1970 yılından itibaren İstanbul Merkez Vaizliği'ne tayin edilince, artık onun sesi ve Nurların parıldayan hakikatleri, Eminönü'ndeki Yeni Camii'den, Kadıköy'deki Osmanağa Camii'nden ve İstanbul'un muhtelif semtlerindeki camii ve medreselerden gelmeye başladı. 1977 yılında milletvekili seçilmesi onun hakikatleri tebliğine kısmen engel oldu, ama durduramadı. 80'li yılların sonlarına doğru Suffa Vakfı kurulunca Osman Demirci Hoca'm mütevelli heyet başkanı olarak vazife aldı ve çilesini çekti. Aynı vakfın icra başkanı olarak onunla birlikte 11 yıl hizmet ettik. Hedefi yüzlerce Türk gencine İslam'ın ulvi hakikatlerini neşretmekti. 2000 yılının Eylül ayına kadar haftada en az iki defa Nur sohbetlerinde beraber olduk ve dinleyiciler içinde en dinamiği oydu. Bediüzzaman'ın iman meselelerini başarılı bir şekilde anlattığı hakikatleri dinlerken heyecana gelir ve ‘Aslan Üstad' diye bağırırdı. Ömrünün sonuna kadar tam bir Nur talebesi olarak yaşadı ve birkaç gün evvel Üstadının davetine icabet etti.

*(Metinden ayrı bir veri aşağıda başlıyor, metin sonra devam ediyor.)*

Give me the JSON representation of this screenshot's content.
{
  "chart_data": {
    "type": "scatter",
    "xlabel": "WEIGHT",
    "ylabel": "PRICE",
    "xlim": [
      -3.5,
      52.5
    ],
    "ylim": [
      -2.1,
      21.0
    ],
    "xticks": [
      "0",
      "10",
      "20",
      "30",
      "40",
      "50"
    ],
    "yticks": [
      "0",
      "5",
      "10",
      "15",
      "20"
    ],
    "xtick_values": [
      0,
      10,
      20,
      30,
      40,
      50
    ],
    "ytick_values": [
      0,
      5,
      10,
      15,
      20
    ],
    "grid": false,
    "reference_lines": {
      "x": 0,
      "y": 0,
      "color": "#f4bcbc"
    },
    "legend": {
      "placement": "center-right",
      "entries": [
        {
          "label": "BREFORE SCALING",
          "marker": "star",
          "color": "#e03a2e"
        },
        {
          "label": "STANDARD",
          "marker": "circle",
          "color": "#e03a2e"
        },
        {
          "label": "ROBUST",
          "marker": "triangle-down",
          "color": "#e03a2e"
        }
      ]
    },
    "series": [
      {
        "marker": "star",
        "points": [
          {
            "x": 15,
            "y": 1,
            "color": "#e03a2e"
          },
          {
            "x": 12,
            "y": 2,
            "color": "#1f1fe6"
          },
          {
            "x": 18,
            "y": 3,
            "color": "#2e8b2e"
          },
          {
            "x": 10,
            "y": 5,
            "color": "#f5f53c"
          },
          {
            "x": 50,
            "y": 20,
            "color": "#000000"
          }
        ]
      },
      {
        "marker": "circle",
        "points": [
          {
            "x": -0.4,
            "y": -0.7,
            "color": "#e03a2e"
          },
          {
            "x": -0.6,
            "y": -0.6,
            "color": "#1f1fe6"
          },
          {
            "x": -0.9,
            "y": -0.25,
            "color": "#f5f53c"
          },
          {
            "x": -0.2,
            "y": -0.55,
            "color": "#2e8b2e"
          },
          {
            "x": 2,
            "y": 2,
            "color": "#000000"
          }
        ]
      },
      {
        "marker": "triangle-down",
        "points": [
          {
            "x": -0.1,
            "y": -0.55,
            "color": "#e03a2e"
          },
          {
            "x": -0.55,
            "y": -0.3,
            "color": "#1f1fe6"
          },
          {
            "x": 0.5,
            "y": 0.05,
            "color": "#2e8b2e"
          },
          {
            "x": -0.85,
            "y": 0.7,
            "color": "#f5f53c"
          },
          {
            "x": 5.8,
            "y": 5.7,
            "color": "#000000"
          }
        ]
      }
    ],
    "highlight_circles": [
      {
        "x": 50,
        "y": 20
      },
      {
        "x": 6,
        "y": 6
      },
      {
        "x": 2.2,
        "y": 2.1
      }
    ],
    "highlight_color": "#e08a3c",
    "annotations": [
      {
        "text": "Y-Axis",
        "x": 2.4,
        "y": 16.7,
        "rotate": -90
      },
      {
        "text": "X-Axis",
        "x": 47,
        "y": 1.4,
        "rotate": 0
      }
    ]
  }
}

Bütün Müslümanların duacısıydı



2- Osman Demirci Hoca'm tam bir ‘dua-gu' idi. Osmanlı Devleti, devletin ve milletin devam ve bekası için evlad-ı Resul olanlardan dua-guyan grubu oluşturmuştu. Somuncu Babalar, Hacı Bayram'lar, Şeyh Edebalı'lar bunlardandı. Osmanlı Devleti yıkılmıştı; ama onun dua-guyan taifesi Osman Demirci Hoca'm ile devam ediyordu. Dua-gu, dua okuyan demekti. O sadece Nur talebelerinin değil bütün Müslümanların dua-gusu idi. Nur sohbetlerinden sonra, cenazelerde, mevlitlerde ve düğünlerde binlerce yerde dua ediyordu.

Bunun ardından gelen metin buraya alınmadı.